August 8, 2015
But I breathe, "Ho-tep", breathing in, opening root chakra on "Ho" syllable, releasing, exhaling on "tep" syllable, and I am becoming more peaceful, more content with each breath/syllable.
It is a twenty minute meditation, ideally done morning and evening, which is proving quite beneficial.
A video, "Scientific Proof that Mediation Benefits the Brain" shared to a group both Julia and I are members of, inspired Julia. Neuroscientist Sara Lazar shows that "it can improve memory and make you more empathetic, compassionate as well as helping with stress. And it does this by actually changing the size of key regions of our brains."
Julia used to do transcendental meditation many years ago, and found it very helpful. She wished to get back in the habit, and encouraged me to also try it. She had been given a special two syllable sound to use. I tried different two syllable combinations and then settled on "hotep", the ancient Egyptian (Kemetic) word for peaceful and content. To put the breath focus with it seems a natural addition.
I've been doing this for about two, three weeks, and I do feel more relaxed. It seems to be helping my immune system, and I find I'm having less flare-ups of an auto-immune illness I have. So my body is more 'hotep', too.
I'm finding this a great blessing.
I learned something new recently. Although later associated with Osiris, the Djed "was associated from Old Kingdom times with the chief Memphite god of creation, Ptah, who was himself termed the 'Noble Djed" (Richard Wilkinson, _Reading Egyptian Art_, page 165) The Djed symbol is understood to represent "stability".
"In BD Spell 142S variation 4, Ptah is in fact called 'the August Djed in the House of Re'." (Andrew Gordon and Calvin Schwabe, _The Quick and The Dead: Biomedical Theory In Ancient Egypt__, page 118)
Gordon and Schwabe speak of "This link of the djed with the backbone and vertebrae" and show an illustration of the "Djed immediately behind (bracing, giving added stability to?) the spine of the creator god Ptah." (_TQatD_, pages 117-118)
Horemheb's tomb (KV57) has such a Ptah:
Original photo by © William Petty)
Coffin Texts Spell 532 reveals: "'I have received my spinal cord through Ptah-Sokar, my mother has given me her hidden power.'"(_TQatD_, page 188) Could that mother have been understood to be Hathor? "Here we will but mention in passing the Egyptians' paramount cow-mother goddess Hathor. As 'Lady of Life', she was responsible for giving life to all creatures (LÄ II 1025 and notes 23-24)."(_TQatD_, page 27)
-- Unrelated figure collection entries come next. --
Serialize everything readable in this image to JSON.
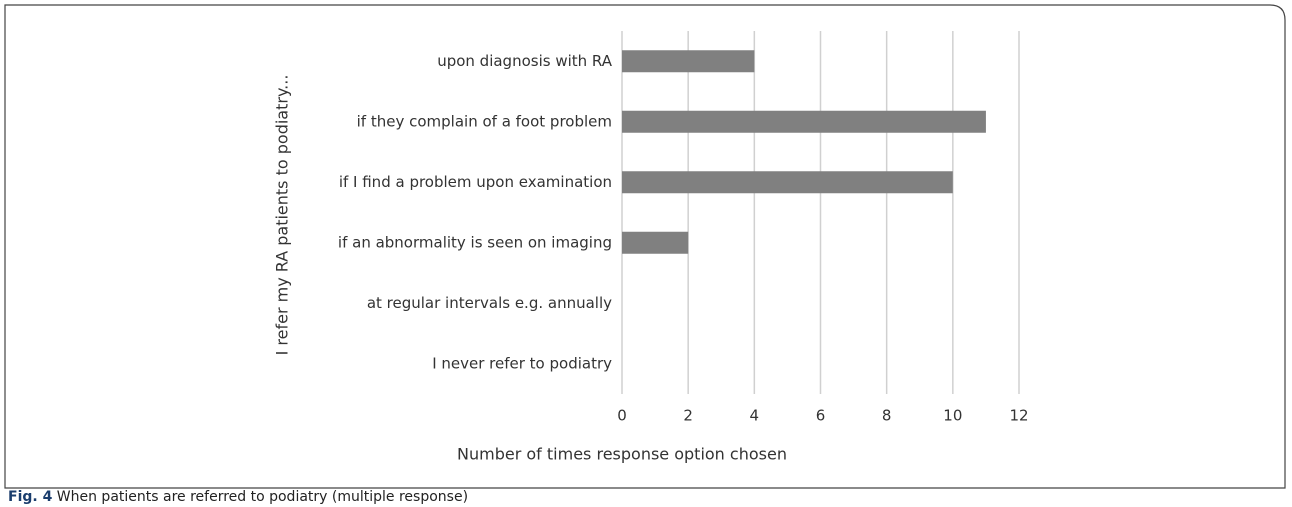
{
  "chart_data": {
    "type": "hbar",
    "ylabel": "I refer my RA patients to podiatry...",
    "xlabel": "Number  of times response option chosen",
    "categories": [
      "upon diagnosis with RA",
      "if they complain of a foot problem",
      "if I find a problem upon examination",
      "if an abnormality is seen on imaging",
      "at regular intervals e.g. annually",
      "I never refer to podiatry"
    ],
    "values": [
      4,
      11,
      10,
      2,
      0,
      0
    ],
    "color": "#808080",
    "xlim": [
      0,
      12
    ],
    "xticks": [
      0,
      2,
      4,
      6,
      8,
      10,
      12
    ],
    "grid": true
  },
  "caption": {
    "label": "Fig. 4",
    "text": "When patients are referred to podiatry (multiple response)"
  }
}
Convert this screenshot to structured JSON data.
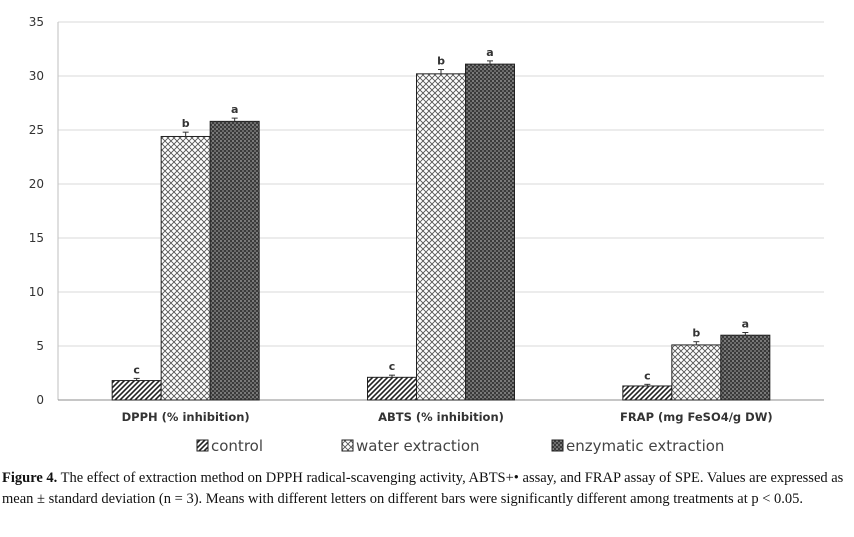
{
  "chart_data": {
    "type": "bar",
    "categories": [
      "DPPH (% inhibition)",
      "ABTS (% inhibition)",
      "FRAP (mg FeSO4/g DW)"
    ],
    "series": [
      {
        "name": "control",
        "values": [
          1.8,
          2.1,
          1.3
        ],
        "errors": [
          0.2,
          0.2,
          0.15
        ],
        "letters": [
          "c",
          "c",
          "c"
        ],
        "pattern": "diagonal-hatch"
      },
      {
        "name": "water extraction",
        "values": [
          24.4,
          30.2,
          5.1
        ],
        "errors": [
          0.4,
          0.4,
          0.3
        ],
        "letters": [
          "b",
          "b",
          "b"
        ],
        "pattern": "crosshatch"
      },
      {
        "name": "enzymatic extraction",
        "values": [
          25.8,
          31.1,
          6.0
        ],
        "errors": [
          0.3,
          0.3,
          0.25
        ],
        "letters": [
          "a",
          "a",
          "a"
        ],
        "pattern": "dark-checker"
      }
    ],
    "yticks": [
      "0",
      "5",
      "10",
      "15",
      "20",
      "25",
      "30",
      "35"
    ],
    "ylim": [
      0,
      35
    ],
    "grid": true,
    "legend_position": "bottom"
  },
  "caption": {
    "label": "Figure 4.",
    "text": " The effect of extraction method on DPPH radical-scavenging activity, ABTS+• assay, and FRAP assay of SPE. Values are expressed as mean ± standard deviation (n = 3). Means with different letters on different bars were significantly different among treatments at p < 0.05."
  }
}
As I look at that image of Ptah, I notice a few things. Look at the nodes on the Djed pillar beside Ptah, see where they are. I do not think it is a mere co-incidence that they align with the locations of the chakras. (Of course some will say that it is a co-incidence and there is no relationship AT ALL. Peace be to those folks, but I'm suspecting there might be. Perhaps the ancient Egyptians knew of these centers by whatever name they called or didn't call them.) Anyway, note the placements:
In the image below, from my 2009 paper on "Egyptian Serpent Power", we see in Utterance 478, from the Pyramid Texts:
"I am the Eye of Horus... I ascend to the sky upon the ladder of the god [Seth].
Ptah, the peaceful and reconciling God, is the perfect one to bring stability and soothe Set, represented here in the head of the Was Scepter:
Of course, it is all about balance. As I said in the old pdf, "There are images of Antewy, a combined form of Horus and Set, standing amidst a series of uraei. I think the following two images are illustrating the ‘chakras’, with the position of Set-Horus at the center, the heart chakra."
When I am not in balance, my mind is restless, it wants to race everywhere. But with meditation, I can soothe my restless mind, utilizing the heka of Ptah.
Note of August 19, 2015:
Yes, sometimes the 'soothing' doesn't seem entirely successful. But I know I am better off for the time spent. Most times I am just concentrating on the breathing, and not thinking about the chakras, as that is too complicated most days: "Ho-tep", breathing in on "Ho" syllable, releasing, exhaling on "tep" syllable.
Note of December 13, 2015:
And some days I don't even think much about the breathing, or the syllables, as my mind races from thinking about this goal or that goal, or... But, hey, at least it's twenty minutes, away from the computer, resting with my eyes shut, and maybe a few actual meditative thoughts occur.